二人、アイリーンとウルティマは沈黙し、考えにふける。テレビで答えが出る直前、アイリーンとウルティマは同時に答えを出した。笑みを浮かべて。

 

「「それは無い」」

二人は同じ答えを言ったことに驚き、顔を見合わせる。

 

「……なんだ、もしかしてワタクシとずっと拮抗してるのがお望みですか?」

 

「そのほうが楽しいからね」

 

「同意見です。で、答えは……」

 

『えー、正解者0ですね。では優勝者を発表します、優勝は――』

 

アニスは指を弾き、アイリーンとウルティマは地面が消えたかと思うと、テレビの向こうの会場まで転移させられていた。

 

「え!あ、アニス様?」

 

「なに?覗き見が趣味だったのかな?」

 

「仕方ないだろう。貴方達が一番正解率が高かったんだから。では優勝賞品だ、受け取るといい」

 

集まった人々からの若干のブーイングを無視して、アニスは二人に優勝賞品を渡したのであった。

 

 

「……さて、そろそろか」

 

アニスは鐘の前で、配下達と共に新年を迎えようとしていた。

 

「……何故、この服なのか」

 

アニスの服装は似合いはしてるが女物の着物だ。
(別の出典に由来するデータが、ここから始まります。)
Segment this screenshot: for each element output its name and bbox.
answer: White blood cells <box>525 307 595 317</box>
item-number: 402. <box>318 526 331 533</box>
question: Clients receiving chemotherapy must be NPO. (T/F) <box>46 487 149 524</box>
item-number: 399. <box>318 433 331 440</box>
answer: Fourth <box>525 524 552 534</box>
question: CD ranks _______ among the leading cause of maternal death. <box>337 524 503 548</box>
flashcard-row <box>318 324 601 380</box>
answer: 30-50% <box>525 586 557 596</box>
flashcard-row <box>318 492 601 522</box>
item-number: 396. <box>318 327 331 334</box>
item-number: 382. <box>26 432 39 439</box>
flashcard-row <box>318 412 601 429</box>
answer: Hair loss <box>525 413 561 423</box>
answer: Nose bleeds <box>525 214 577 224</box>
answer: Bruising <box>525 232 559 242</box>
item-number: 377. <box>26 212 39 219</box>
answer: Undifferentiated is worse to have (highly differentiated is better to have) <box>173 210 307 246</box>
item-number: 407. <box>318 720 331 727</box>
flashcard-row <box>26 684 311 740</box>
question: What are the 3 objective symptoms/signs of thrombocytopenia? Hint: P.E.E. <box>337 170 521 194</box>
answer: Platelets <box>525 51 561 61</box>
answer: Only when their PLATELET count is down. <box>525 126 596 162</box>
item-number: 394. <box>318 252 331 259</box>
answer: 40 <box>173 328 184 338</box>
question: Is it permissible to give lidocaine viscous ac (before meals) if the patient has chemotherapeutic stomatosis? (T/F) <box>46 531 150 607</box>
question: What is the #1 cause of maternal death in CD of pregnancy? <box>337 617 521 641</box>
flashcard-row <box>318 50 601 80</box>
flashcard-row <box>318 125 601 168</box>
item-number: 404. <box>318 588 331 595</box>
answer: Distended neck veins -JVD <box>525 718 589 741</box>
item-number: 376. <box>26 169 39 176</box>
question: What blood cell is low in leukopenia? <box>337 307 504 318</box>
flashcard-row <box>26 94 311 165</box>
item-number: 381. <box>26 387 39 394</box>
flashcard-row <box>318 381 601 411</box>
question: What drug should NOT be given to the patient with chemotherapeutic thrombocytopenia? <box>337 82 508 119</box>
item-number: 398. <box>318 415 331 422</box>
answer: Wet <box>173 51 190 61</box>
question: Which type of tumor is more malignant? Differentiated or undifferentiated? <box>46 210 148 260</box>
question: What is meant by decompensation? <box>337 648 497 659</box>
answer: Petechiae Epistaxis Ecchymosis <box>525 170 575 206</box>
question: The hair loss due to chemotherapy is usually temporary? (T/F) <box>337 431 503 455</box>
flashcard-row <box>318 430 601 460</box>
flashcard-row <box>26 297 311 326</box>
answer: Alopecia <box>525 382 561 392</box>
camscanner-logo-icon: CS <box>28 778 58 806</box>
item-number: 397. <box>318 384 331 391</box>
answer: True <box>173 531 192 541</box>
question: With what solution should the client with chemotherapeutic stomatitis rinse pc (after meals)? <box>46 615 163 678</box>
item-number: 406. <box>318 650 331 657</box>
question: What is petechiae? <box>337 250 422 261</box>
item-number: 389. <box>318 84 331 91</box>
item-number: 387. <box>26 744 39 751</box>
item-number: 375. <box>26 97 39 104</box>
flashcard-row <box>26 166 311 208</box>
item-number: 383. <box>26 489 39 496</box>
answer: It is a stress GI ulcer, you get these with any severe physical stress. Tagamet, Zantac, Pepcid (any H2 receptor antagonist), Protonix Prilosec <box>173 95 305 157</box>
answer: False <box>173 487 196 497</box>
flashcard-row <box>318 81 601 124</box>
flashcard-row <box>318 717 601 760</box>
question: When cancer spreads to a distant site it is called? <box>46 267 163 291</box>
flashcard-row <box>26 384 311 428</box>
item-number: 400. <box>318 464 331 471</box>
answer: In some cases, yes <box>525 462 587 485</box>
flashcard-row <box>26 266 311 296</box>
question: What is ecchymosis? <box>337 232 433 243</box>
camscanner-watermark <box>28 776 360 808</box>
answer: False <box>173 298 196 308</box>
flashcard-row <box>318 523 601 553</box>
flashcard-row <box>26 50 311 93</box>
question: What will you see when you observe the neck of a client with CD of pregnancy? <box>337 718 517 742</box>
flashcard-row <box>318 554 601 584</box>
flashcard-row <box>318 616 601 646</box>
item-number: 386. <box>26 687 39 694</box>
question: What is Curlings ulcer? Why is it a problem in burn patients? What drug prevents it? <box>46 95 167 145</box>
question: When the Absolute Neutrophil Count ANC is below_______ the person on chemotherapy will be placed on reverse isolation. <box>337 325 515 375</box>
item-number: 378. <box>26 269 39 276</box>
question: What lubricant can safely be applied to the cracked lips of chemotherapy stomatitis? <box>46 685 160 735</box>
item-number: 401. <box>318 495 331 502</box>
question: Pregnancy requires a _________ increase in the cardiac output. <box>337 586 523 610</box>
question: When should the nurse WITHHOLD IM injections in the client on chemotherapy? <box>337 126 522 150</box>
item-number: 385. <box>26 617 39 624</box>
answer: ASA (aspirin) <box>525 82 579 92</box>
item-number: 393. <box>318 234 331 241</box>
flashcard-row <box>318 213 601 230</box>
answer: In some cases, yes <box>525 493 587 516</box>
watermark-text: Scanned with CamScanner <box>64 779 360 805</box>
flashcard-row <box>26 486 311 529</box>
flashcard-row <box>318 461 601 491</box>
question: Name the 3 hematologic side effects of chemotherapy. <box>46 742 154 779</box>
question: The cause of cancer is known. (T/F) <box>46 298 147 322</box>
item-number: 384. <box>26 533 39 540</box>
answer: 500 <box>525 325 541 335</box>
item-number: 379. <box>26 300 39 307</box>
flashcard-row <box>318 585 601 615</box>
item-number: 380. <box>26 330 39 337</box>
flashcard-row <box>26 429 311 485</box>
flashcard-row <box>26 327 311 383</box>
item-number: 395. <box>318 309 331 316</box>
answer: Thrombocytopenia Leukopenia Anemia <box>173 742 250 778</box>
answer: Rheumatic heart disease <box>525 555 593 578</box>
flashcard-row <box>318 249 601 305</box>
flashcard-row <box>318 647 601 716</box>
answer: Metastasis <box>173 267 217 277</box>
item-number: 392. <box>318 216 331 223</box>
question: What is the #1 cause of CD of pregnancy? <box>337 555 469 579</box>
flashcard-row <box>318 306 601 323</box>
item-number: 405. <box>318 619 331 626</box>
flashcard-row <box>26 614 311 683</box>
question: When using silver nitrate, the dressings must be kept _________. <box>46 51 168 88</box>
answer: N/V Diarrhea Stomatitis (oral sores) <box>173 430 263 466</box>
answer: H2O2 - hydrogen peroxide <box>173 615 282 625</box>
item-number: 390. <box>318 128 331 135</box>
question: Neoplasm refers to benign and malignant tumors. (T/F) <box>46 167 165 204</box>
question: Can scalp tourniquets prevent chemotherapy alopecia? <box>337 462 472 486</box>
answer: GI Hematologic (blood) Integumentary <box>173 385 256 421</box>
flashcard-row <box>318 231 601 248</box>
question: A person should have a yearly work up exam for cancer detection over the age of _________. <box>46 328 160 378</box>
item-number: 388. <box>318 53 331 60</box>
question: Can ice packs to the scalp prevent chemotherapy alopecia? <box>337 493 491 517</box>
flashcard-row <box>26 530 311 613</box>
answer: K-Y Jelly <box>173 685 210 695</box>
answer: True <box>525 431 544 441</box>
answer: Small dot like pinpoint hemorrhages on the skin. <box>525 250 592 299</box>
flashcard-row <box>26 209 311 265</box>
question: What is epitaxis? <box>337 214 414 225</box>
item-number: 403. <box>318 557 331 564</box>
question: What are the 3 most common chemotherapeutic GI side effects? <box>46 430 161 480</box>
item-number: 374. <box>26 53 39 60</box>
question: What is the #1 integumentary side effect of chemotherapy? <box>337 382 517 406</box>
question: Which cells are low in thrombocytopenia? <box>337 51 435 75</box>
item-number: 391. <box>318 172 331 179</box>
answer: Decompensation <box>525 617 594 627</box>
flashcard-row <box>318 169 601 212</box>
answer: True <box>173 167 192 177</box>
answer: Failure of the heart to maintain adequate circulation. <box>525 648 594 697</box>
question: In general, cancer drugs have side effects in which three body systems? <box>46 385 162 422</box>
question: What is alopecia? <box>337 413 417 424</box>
新年に着るものだがメイド達にこちらを勧められ、嫌嫌ながら着てきた。

 

「はぁ、まぁいいか」

 

時計が進む。

 

3 2 1――

 

「ハッピーニューイヤー!」

 

皆に教えたその声が響き渡った。

 

新たな年の始まり、アニスは近々くるリムルの物語に、心を躍らせるのであった。